Molecular markers of response and survival can vary across breast cancer subtypes. Therefore, molecular subtypes need to be considered when evaluating associations between tumor expression and clinical outcomes. In this study, the sample size was too small to perform subset analysis, but we found similar results in models adjusted for hormone receptor (HR) status. For example, analyses with or without adjustment for HR status revealed a significant association between RFS and interferon signaling genes (e.g., IFIT2, IFIH1 and IFI44L). Likewise, the gene expression changes that were most highly associated with response (e.g., CDKN2B, EIF4EBP1) were similar in both univariate and HR adjusted models.

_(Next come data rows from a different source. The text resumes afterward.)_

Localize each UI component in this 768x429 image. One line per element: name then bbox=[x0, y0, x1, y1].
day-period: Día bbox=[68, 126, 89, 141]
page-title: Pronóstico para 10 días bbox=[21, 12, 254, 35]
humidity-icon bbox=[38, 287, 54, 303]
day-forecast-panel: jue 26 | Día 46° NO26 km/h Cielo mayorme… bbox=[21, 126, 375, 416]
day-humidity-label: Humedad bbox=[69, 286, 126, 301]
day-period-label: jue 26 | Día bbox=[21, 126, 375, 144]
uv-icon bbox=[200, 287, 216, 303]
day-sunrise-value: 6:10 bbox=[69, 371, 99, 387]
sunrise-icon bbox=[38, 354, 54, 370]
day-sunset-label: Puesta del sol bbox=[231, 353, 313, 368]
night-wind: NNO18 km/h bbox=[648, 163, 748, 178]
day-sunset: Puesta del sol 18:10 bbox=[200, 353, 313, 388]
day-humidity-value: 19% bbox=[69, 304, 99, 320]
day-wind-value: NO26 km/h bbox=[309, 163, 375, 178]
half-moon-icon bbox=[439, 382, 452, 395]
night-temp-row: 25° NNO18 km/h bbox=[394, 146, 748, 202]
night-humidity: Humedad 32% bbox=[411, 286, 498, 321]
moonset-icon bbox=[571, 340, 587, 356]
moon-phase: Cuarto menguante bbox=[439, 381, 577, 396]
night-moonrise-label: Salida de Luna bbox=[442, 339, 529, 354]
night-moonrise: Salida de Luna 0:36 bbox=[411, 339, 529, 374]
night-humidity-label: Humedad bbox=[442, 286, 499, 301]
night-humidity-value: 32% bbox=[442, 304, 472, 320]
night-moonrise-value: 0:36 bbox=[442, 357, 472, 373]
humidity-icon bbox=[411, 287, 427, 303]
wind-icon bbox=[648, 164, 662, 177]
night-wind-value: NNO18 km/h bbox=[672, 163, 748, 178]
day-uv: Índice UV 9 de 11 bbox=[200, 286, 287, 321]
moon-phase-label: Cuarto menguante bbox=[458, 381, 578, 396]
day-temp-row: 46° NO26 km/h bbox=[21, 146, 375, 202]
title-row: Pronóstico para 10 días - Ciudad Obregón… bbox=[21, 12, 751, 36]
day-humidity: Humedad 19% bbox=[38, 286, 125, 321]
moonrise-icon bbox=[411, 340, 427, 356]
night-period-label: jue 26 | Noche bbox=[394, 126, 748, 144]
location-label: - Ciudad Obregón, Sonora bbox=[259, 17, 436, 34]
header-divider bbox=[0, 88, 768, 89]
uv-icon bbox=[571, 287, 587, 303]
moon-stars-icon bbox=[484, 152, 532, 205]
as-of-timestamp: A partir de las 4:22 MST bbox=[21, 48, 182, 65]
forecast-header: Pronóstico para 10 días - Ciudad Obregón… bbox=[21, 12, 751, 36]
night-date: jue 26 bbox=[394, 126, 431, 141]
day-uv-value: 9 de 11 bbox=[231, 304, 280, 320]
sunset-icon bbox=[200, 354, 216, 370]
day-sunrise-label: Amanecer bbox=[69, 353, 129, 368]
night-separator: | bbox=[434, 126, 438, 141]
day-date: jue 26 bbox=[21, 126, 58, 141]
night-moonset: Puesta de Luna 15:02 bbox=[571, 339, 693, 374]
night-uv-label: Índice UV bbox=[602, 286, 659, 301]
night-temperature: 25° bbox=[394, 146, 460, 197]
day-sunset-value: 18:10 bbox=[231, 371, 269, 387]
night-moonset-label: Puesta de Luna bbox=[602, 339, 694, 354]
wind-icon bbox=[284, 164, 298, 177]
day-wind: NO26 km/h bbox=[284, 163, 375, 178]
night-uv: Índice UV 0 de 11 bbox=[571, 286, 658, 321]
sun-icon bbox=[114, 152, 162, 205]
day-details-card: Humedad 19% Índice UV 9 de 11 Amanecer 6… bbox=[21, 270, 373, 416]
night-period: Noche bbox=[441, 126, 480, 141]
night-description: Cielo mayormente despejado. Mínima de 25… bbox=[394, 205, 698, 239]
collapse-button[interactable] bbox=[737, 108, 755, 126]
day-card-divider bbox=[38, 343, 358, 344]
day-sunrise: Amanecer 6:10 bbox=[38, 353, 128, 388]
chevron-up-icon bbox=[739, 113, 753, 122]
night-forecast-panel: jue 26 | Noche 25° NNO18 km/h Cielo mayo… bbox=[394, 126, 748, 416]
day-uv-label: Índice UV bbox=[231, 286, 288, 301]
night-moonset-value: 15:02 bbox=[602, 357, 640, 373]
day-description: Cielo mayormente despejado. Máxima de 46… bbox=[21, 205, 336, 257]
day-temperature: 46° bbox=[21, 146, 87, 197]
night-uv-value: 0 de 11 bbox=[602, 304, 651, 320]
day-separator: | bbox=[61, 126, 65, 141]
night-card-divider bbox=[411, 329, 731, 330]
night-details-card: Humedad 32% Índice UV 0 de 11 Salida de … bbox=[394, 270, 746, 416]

A limitation of the present study was the relatively small sample size. Therefore, we consider our analysis to be exploratory, and larger studies are warranted to validate our findings. A similar study incorporating the approaches described here will be performed within the I-SPY 2 TRIAL [
47]. This neoadjuvant clinical trial is particularly well designed to test and develop predictive biomarkers because participating patients undergo serial tumor biopsies before treatment, after three cycles of neoadjuvant treatment and at the time of surgery. The present study did not include mutation profiling or characterization of immune infiltrates. We plan to perform these types of analyses in the I-SPY 2 TRIAL, which will potentially have greater power to validate specific associations between molecular data and clinical outcomes.
Competing interests
LJVV is a cofounder of Agendia. The rest of the authors declare that they have no competing interests.
Authors’ contributions
MJM, DMW and CY performed bioinformatics and statistical analysis and wrote the manuscript. JC and SED carried out cDNA microarray experiments. AA and CL performed pathologic review of samples. The I-SPY 1 Trial Investigators provided samples and clinical data for the study. CMH supervised and designed cDNA microarray analysis and participated in the review of the manuscript. LJVV, LE and HSR participated in study design and coordination. LJVV and JWP helped to draft the manuscript. All authors read and approved the final manuscript.